Sometimes the work of restoration can fill you with purpose while simultaneously taking the wind out of your sails. Recently we had one of those episodes. A location in Lewisville had been a source of nursery material for several years. The spot wasn’t great but it had a few species of plants that we could utilize. It was predominately surrounded by apartments and the fate of this piece of land was inevitable.
As luck would have it, needing to make another collection trip, I drove past the site to check its condition. What I discovered was a crew installing a silt fence in preparation for groundwork. Contacting the foreman, we found out that the heavy equipment was scheduled to arrive in two days; however, we were welcome to collect whatever we could before they got there. We mobilized our “troops” (aka volunteers) and collected a truck full of little bluestem.

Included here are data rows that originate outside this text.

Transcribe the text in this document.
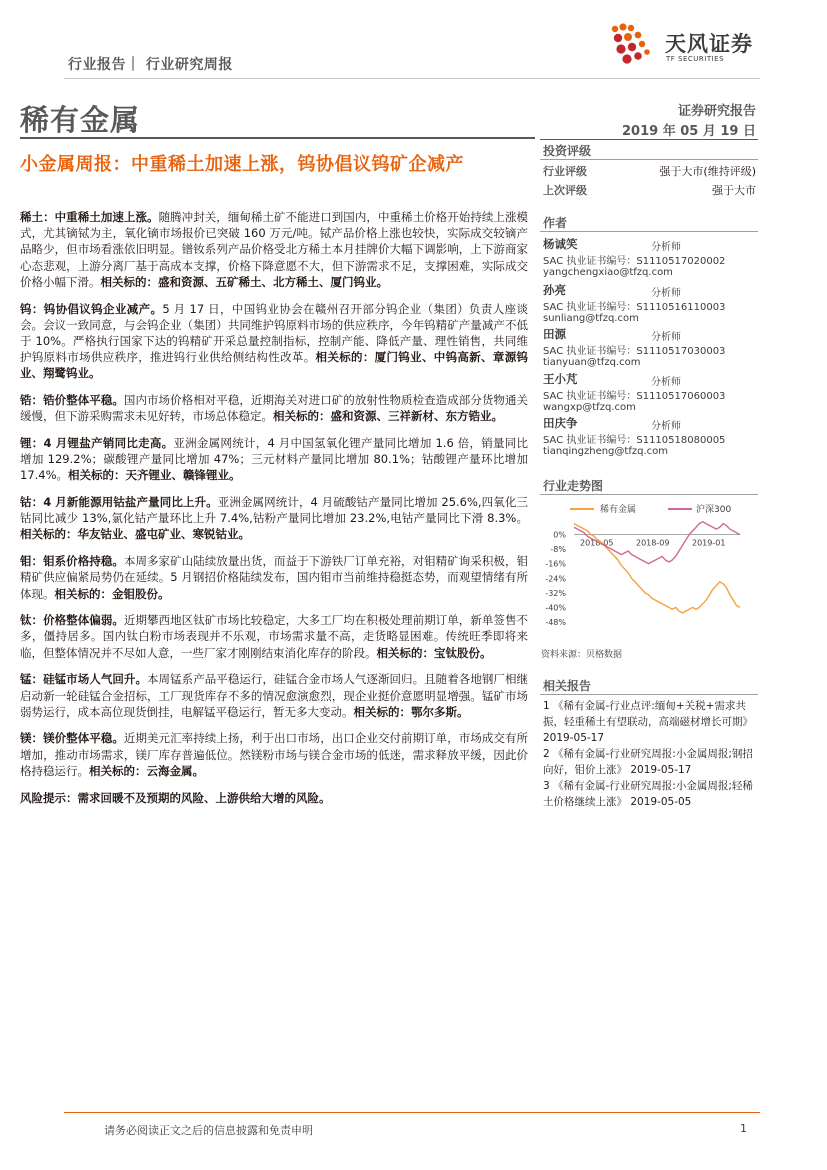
行业报告｜ 行业研究周报
天风证券
TF SECURITIES
稀有金属	证券研究报告
2019 年 05 月 19 日
小金属周报：中重稀土加速上涨，钨协倡议钨矿企减产

稀土：中重稀土加速上涨。随腾冲封关，缅甸稀土矿不能进口到国内，中重稀土价格开始持续上涨模式，尤其镝铽为主，氧化镝市场报价已突破 160 万元/吨。铽产品价格上涨也较快，实际成交较镝产品略少，但市场看涨依旧明显。镨钕系列产品价格受北方稀土本月挂牌价大幅下调影响，上下游商家心态悲观，上游分离厂基于高成本支撑，价格下降意愿不大，但下游需求不足，支撑困难，实际成交价格小幅下滑。相关标的：盛和资源、五矿稀土、北方稀土、厦门钨业。

钨：钨协倡议钨企业减产。5 月 17 日，中国钨业协会在赣州召开部分钨企业（集团）负责人座谈会。会议一致同意，与会钨企业（集团）共同维护钨原料市场的供应秩序，今年钨精矿产量减产不低于 10%。严格执行国家下达的钨精矿开采总量控制指标，控制产能、降低产量、理性销售，共同维护钨原料市场供应秩序，推进钨行业供给侧结构性改革。相关标的：厦门钨业、中钨高新、章源钨业、翔鹭钨业。

锆：锆价整体平稳。国内市场价格相对平稳，近期海关对进口矿的放射性物质检查造成部分货物通关缓慢，但下游采购需求未见好转，市场总体稳定。相关标的：盛和资源、三祥新材、东方锆业。

锂：4 月锂盐产销同比走高。亚洲金属网统计，4 月中国氢氧化锂产量同比增加 1.6 倍，销量同比增加 129.2%；碳酸锂产量同比增加 47%；三元材料产量同比增加 80.1%；钴酸锂产量环比增加 17.4%。相关标的：天齐锂业、赣锋锂业。

钴：4 月新能源用钴盐产量同比上升。亚洲金属网统计，4 月硫酸钴产量同比增加 25.6%,四氧化三钴同比减少 13%,氯化钴产量环比上升 7.4%,钴粉产量同比增加 23.2%,电钴产量同比下滑 8.3%。相关标的：华友钴业、盛屯矿业、寒锐钴业。

钼：钼系价格持稳。本周多家矿山陆续放量出货，而益于下游铁厂订单充裕，对钼精矿询采积极，钼精矿供应偏紧局势仍在延续。5 月钢招价格陆续发布，国内钼市当前维持稳挺态势，而观望情绪有所体现。相关标的：金钼股份。

钛：价格整体偏弱。近期攀西地区钛矿市场比较稳定，大多工厂均在积极处理前期订单，新单签售不多，僵持居多。国内钛白粉市场表现并不乐观，市场需求量不高，走货略显困难。传统旺季即将来临，但整体情况并不尽如人意，一些厂家才刚刚结束消化库存的阶段。相关标的：宝钛股份。

锰：硅锰市场人气回升。本周锰系产品平稳运行，硅锰合金市场人气逐渐回归。且随着各地钢厂相继启动新一轮硅锰合金招标，工厂现货库存不多的情况愈演愈烈，现企业挺价意愿明显增强。锰矿市场弱势运行，成本高位现货倒挂，电解锰平稳运行，暂无多大变动。相关标的：鄂尔多斯。

镁：镁价整体平稳。近期美元汇率持续上扬，利于出口市场，出口企业交付前期订单，市场成交有所增加，推动市场需求，镁厂库存普遍低位。然镁粉市场与镁合金市场的低迷，需求释放平缓，因此价格持稳运行。相关标的：云海金属。

风险提示：需求回暖不及预期的风险、上游供给大增的风险。

投资评级
行业评级	强于大市(维持评级)
上次评级	强于大市
作者
杨诚笑	分析师
SAC 执业证书编号：S1110517020002
yangchengxiao@tfzq.com
孙亮	分析师
SAC 执业证书编号：S1110516110003
sunliang@tfzq.com
田源	分析师
SAC 执业证书编号：S1110517030003
tianyuan@tfzq.com
王小芃	分析师
SAC 执业证书编号：S1110517060003
wangxp@tfzq.com
田庆争	分析师
SAC 执业证书编号：S1110518080005
tianqingzheng@tfzq.com
行业走势图
稀有金属	沪深300
0%
-8%
-16%
-24%
-32%
-40%
-48%
2018-05	2018-09	2019-01
资料来源：贝格数据
相关报告
1 《稀有金属-行业点评:缅甸+关税+需求共振，轻重稀土有望联动，高端磁材增长可期》 2019-05-17
2 《稀有金属-行业研究周报:小金属周报;钢招向好，钼价上涨》 2019-05-17
3 《稀有金属-行业研究周报:小金属周报;轻稀土价格继续上涨》 2019-05-05
请务必阅读正文之后的信息披露和免责申明	1
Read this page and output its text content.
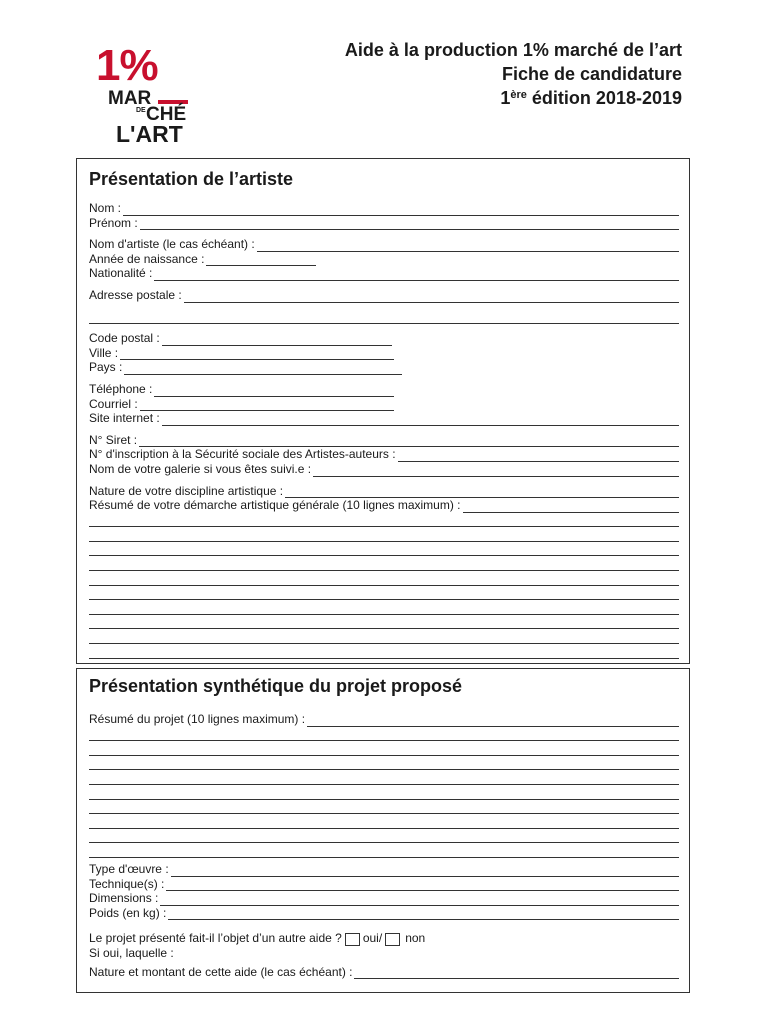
1%
MAR
DE CHÉ
L'ART
Aide à la production 1% marché de l’art
Fiche de candidature
1ère édition 2018-2019
Présentation de l’artiste
Nom :
Prénom :
Nom d'artiste (le cas échéant) :
Année de naissance :
Nationalité :
Adresse postale :
Code postal :
Ville :
Pays :
Téléphone :
Courriel :
Site internet :
N° Siret :
N° d'inscription à la Sécurité sociale des Artistes-auteurs :
Nom de votre galerie si vous êtes suivi.e :
Nature de votre discipline artistique :
Résumé de votre démarche artistique générale (10 lignes maximum) :
Présentation synthétique du projet proposé
Résumé du projet (10 lignes maximum) :
Type d'œuvre :
Technique(s) :
Dimensions :
Poids (en kg) :
Le projet présenté fait-il l’objet d’un autre aide ? oui/ non
Si oui, laquelle :
Nature et montant de cette aide (le cas échéant) :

We also decided to come back the following day to harvest some Texas grama and buffalo grass with a sod cutter. Within a week of sod cutting, where once prairie grasses and trees stood, nothing remained except several large piles of what could only now be described as - debris.
This unfortunate loss, while saddening and even angering to some, is typical. The few remaining spots of the once expansive North Texas tallgrass prairie are now small like distant stars, many of which are twinkling their last lights, never to be seen again. In this case not all the light went out. Some of that light was captured and will be allowed to shine again, at LLELA.